O zaman bir tane güvercinin  sürekli yanında olmasına karar verdi. Has Güvercin,  namı diğer Sağ Kolum Güvercin. Sağ Kolum Güvercin’e güvercinler arası iletişim kurmayı öğretse ve diğer güvercinlere de onunla mesaj yollasa, o güvercinler de ilgili yerlere mesajı iletse !

“İşte budur !” dedi.

Tabi bunlar uçuk hayaller!

Gerçekte posta güvercinleri nasıl yön bulur ve doğru hedefe ulaşır;  henüz bilmiyordu. O dönem bunu araştıracak zamanı da yoktu. Hala da yok ya, neyse. Tıpkı şimdiki gibi yetiştirilmesi gereken işler vardı ve çalışkan Gülin ödülünü almak istiyorsa, güvercinlerin yönlerini nasıl bulduklarını merak etmeyi, merak etmemesi gerekiyordu.

Serbest çağrışımla kumrulardan güvercine, oradan Sağ Kolum Güvercin’e bağlanmasına neden olan, pilinin tükenip yorgunluktan uyuyup kaldığı ve cep telefonunu duymadığı ya da telefonun da pilinin bittiği krizinin yaşandığı o geceden bu yana, tam on yıl geçmiş. Aradan on yıl geçmiş ama ne Gülin değişmiş, ne olaylar, ne de etrafında dönen gerçekler. Yorulmuş bir güvercin olarak hem yaşamla, hem kendiyle iletişim sorumluluğunu almak yerine; cep telefonlarına, sisteme çamur atmış, hatta kafa tutmuş, mızıldamış durmuş.

Aramızda kalsın bugün mızmızlanmak yerine temel ihtiyacı ile temas etmeye niyet etti Gülin ve kendisi için büyük bir adım attı. Susturdu sürekli bır bır, bazen de dır dır eden zihnini ve tabi telefonları. Aslında yaşadıklarının kendi seçimi olduğunu farketti. Derin sessizlik içinde kaldı kendiyle ve bir süre sonra baktı ki hala canlı güvercin meselesi; oturdu araştırdı nasıl yön buluyorlarmış diye.

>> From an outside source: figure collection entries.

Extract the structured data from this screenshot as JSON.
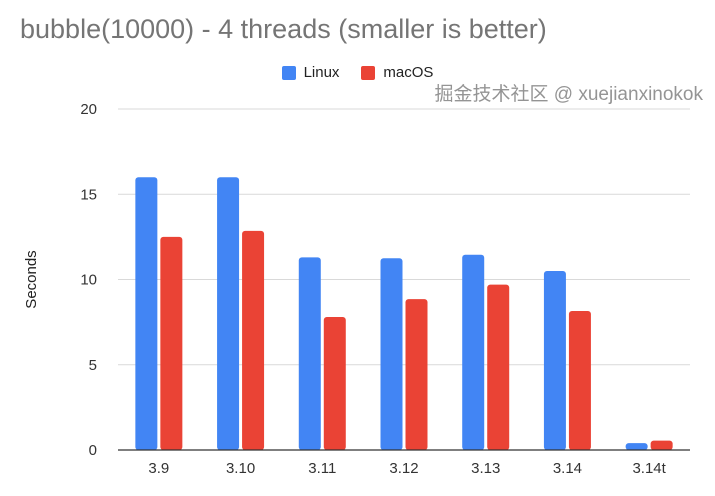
{
  "chart_data": {
    "type": "bar",
    "title": "bubble(10000) - 4 threads (smaller is better)",
    "xlabel": "",
    "ylabel": "Seconds",
    "ylim": [
      0,
      20
    ],
    "yticks": [
      0,
      5,
      10,
      15,
      20
    ],
    "grid": true,
    "legend_placement": "top",
    "categories": [
      "3.9",
      "3.10",
      "3.11",
      "3.12",
      "3.13",
      "3.14",
      "3.14t"
    ],
    "series": [
      {
        "name": "Linux",
        "color": "#4285f4",
        "values": [
          16.0,
          16.0,
          11.3,
          11.25,
          11.45,
          10.5,
          0.4
        ]
      },
      {
        "name": "macOS",
        "color": "#ea4335",
        "values": [
          12.5,
          12.85,
          7.8,
          8.85,
          9.7,
          8.15,
          0.55
        ]
      }
    ]
  },
  "watermark": "掘金技术社区 @ xuejianxinokok"
}
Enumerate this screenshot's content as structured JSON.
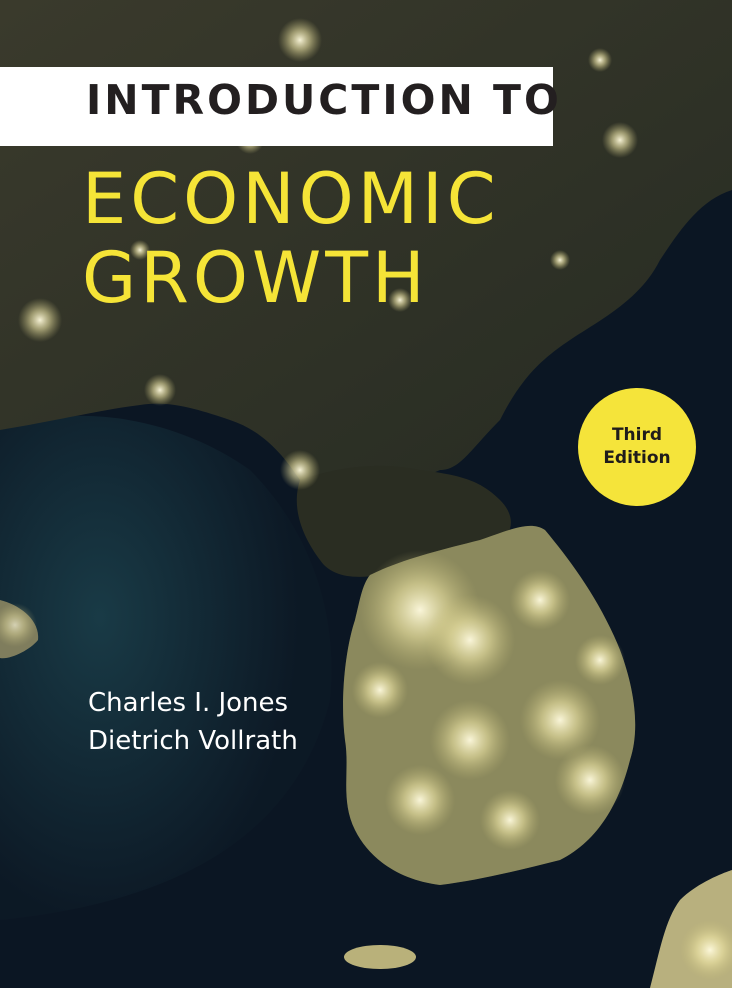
{
  "book": {
    "title_line_1": "INTRODUCTION TO",
    "title_line_2": "ECONOMIC",
    "title_line_3": "GROWTH",
    "edition_line_1": "Third",
    "edition_line_2": "Edition",
    "authors": [
      "Charles I. Jones",
      "Dietrich Vollrath"
    ]
  },
  "colors": {
    "title_yellow": "#f5e437",
    "badge_yellow": "#f5e43a",
    "title_bar": "#ffffff",
    "sea": "#0c1824",
    "land": "#2f3226",
    "city_lights": "#fff6c8"
  },
  "image": {
    "subject": "satellite-night-view-korean-peninsula"
  }
}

Aynen düşündüğü gibi, aç posta güvercinine, pozitif teşvikçiler eşliğinde şartlanma ile öğretiliyormuş bu iş. Ama esas, genetik bir özelliklerinin olması bu işe yatkınlık sağlıyormuş. Üst gagalarında bulunan 5 mikron çaplı ve süper mıknatıs özelliğine sahip manyetik kristaller sayesindeymiş yollarını bulabilmeleri. Hatta gaganın içinde, manyetik özellikleri olan demetlere ek olarak, ikinci bir inorganik yapı da keşfedilmiş. Bu yapı uzun sinir lifinin sonlandığı yerde bulunan nano kristal yapıdaki  demir-fosfat tabaka 500 nm uzunluk ve genişlikte, en fazla 100 nm kalınlıktaymış. Bu tabaka sayesinde kuşların dünyanın manyetik alanında meydana gelen en küçük değişiklikleri hissettikleri anlaşılmış.

Belki o gün Beşiktaş sokaklarında Gülin’in karşısına çıkan kumru da onun hemoglobinindeki demir ile bağlantı kurarak onda ki manyetik değişikliği farketmiş olabilir. Ve içindeki fırtınayı anlatabilmek için güvercini seçmesi de bir tesadüf değildir.